4 patients met the pain-response threshold of at least 50% reduction. The 1 nonresponder had comorbid substance use disorders, which the researchers noted can interact with somatic symptoms and complicate treatment response.
Global severity also improved. Mean Clinical Global Impression-Severity scores decreased from 6.8 +/- 0.5 to 3.4 +/- 0.9, and the same 4 patients met the response criterion of at least a 2-point reduction.
Additional symptom scales were used only when clinically relevant, so they cannot be pooled across all 5 patients. Still, the available scale results moved in the same general direction:
- Somatic symptoms: among 3 patients assessed with SASS, 2 showed substantial reductions of 44.7% and 77.3%.
- Depression: 2 patients with comorbid depression had Hamilton Depression Rating Scale reductions of 58.6% and 65%.
- Anxiety: the patient assessed with the Hamilton Anxiety Rating Scale had a 50% reduction.

Side Effects Were Mild and Transient
All patients completed the accelerated tDCS course. The source reported no serious adverse events and no treatment discontinuations.
Adverse effects were the kinds commonly monitored during tDCS:
- Tingling and itching: these were reported across multiple cases.
- Burning sensation: some patients reported transient burning during or around stimulation.
- Skin redness: 1 patient had skin redness, with no serious complication reported.
Tolerability is important because accelerated protocols increase the number of daily sessions. A short schedule is only useful if patients can realistically complete it without major discomfort or safety problems.
The Case Series Supports Feasibility, Not Proof
The main value of this report is feasibility. A multi-session daily atDCS schedule was deliverable in a clinical setting, and 4 of 5 patients had rapid symptom improvement.
The limits are just as important. There was no sham group, no randomization, no blinding, and only 5 patients.
Placebo effects, expectation, medication changes, regression toward the mean, or ordinary symptom fluctuation cannot be ruled out.
Patient and protocol differences also complicate interpretation. Most patients received left motor-cortex stimulation, but 1 received prefrontal stimulation, and not every patient completed every symptom scale.

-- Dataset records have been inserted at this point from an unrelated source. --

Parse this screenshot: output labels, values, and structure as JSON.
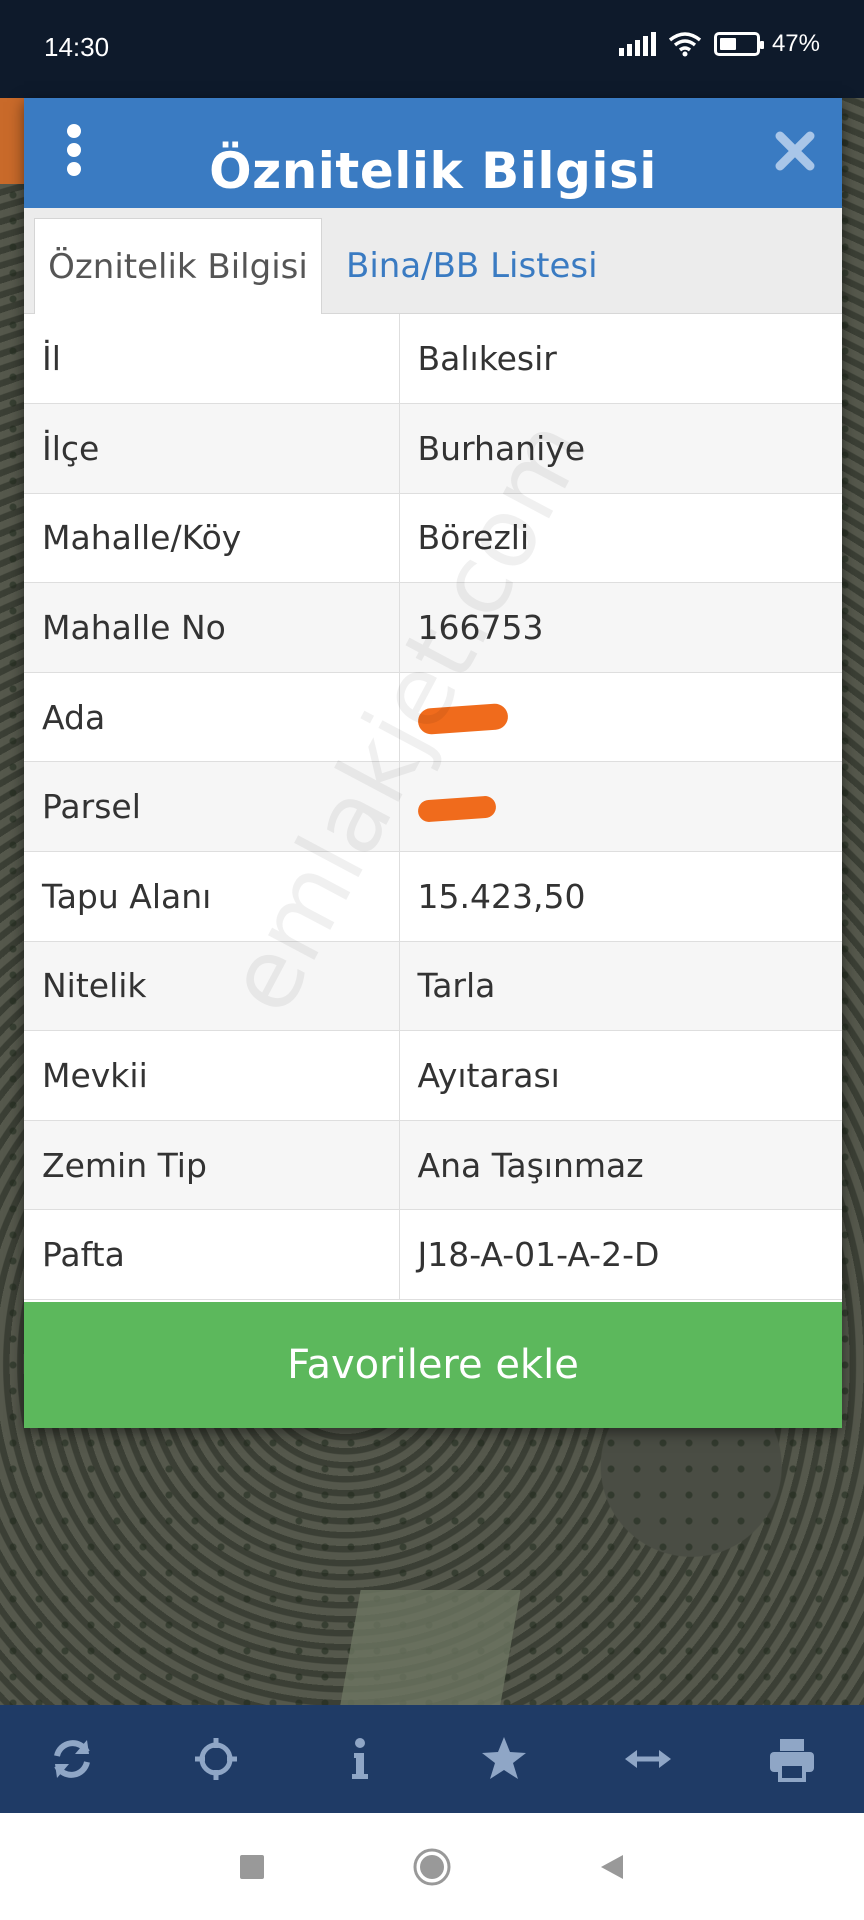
{
  "status_bar": {
    "time": "14:30",
    "battery": "47%",
    "battery_level": 0.47
  },
  "dialog": {
    "title": "Öznitelik Bilgisi",
    "tabs": [
      {
        "label": "Öznitelik Bilgisi",
        "active": true
      },
      {
        "label": "Bina/BB Listesi",
        "active": false
      }
    ],
    "rows": [
      {
        "key": "İl",
        "value": "Balıkesir"
      },
      {
        "key": "İlçe",
        "value": "Burhaniye"
      },
      {
        "key": "Mahalle/Köy",
        "value": "Börezli"
      },
      {
        "key": "Mahalle No",
        "value": "166753"
      },
      {
        "key": "Ada",
        "value": "",
        "redacted": true
      },
      {
        "key": "Parsel",
        "value": "",
        "redacted": true
      },
      {
        "key": "Tapu Alanı",
        "value": "15.423,50"
      },
      {
        "key": "Nitelik",
        "value": "Tarla"
      },
      {
        "key": "Mevkii",
        "value": "Ayıtarası"
      },
      {
        "key": "Zemin Tip",
        "value": "Ana Taşınmaz"
      },
      {
        "key": "Pafta",
        "value": "J18-A-01-A-2-D"
      }
    ],
    "favorite_button": "Favorilere ekle",
    "watermark": "emlakjet.com"
  },
  "toolbar": {
    "icons": [
      "refresh-icon",
      "crosshair-icon",
      "info-icon",
      "star-icon",
      "arrows-horizontal-icon",
      "printer-icon"
    ]
  },
  "colors": {
    "header": "#3a7bc2",
    "favorite": "#5cb85c",
    "toolbar": "#1f3b66",
    "redaction": "#f06b1c"
  }
}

For clinical research, the next step is straightforward: larger randomized trials with sham stimulation, consistent outcome measures, and longer follow-up. Until then, accelerated tDCS for bodily distress disorder should be treated as preliminary, not an established treatment.

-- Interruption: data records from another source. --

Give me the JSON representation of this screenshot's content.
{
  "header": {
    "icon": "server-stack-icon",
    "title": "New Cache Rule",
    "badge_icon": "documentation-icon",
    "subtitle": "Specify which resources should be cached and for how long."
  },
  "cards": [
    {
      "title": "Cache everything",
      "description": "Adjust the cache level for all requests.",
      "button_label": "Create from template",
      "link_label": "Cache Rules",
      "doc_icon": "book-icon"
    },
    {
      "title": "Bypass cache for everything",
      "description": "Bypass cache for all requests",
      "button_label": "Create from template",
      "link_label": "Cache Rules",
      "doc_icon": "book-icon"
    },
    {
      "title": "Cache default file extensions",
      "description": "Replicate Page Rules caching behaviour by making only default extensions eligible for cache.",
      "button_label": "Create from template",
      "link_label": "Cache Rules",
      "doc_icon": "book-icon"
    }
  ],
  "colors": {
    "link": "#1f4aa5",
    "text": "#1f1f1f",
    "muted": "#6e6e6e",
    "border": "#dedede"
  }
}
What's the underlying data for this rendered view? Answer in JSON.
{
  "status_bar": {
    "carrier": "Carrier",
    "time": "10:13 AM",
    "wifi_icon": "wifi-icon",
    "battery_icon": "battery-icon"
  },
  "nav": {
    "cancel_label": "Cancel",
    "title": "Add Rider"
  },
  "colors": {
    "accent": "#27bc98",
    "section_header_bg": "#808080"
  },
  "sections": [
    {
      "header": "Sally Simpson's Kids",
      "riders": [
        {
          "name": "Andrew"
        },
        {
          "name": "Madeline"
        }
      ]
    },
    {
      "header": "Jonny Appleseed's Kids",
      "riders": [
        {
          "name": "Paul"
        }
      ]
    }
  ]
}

Citation: DOI: 10.1177/02537176261442676. Joseph et al. Accelerated Transcranial Direct Current Stimulation as an Adjunctive Treatment for Rapid Symptom Relief in Bodily Distress Disorder: A Case Series. Indian Journal of Psychological Medicine. 2026;XX:1-4.
Study Design: 5-patient uncontrolled case series of accelerated tDCS as adjunctive treatment for bodily distress disorder.
Sample Size: 5 patients with moderate to severe bodily distress disorder and chronic pain symptoms.
Key Statistic: Mean VAS pain scores decreased from 9.0 +/- 1.4 to 3.8 +/- 2.2, and 4 of 5 patients achieved at least 50% pain reduction.
Caveat: The study had no sham-control group, blinding, randomization, or long-term follow-up.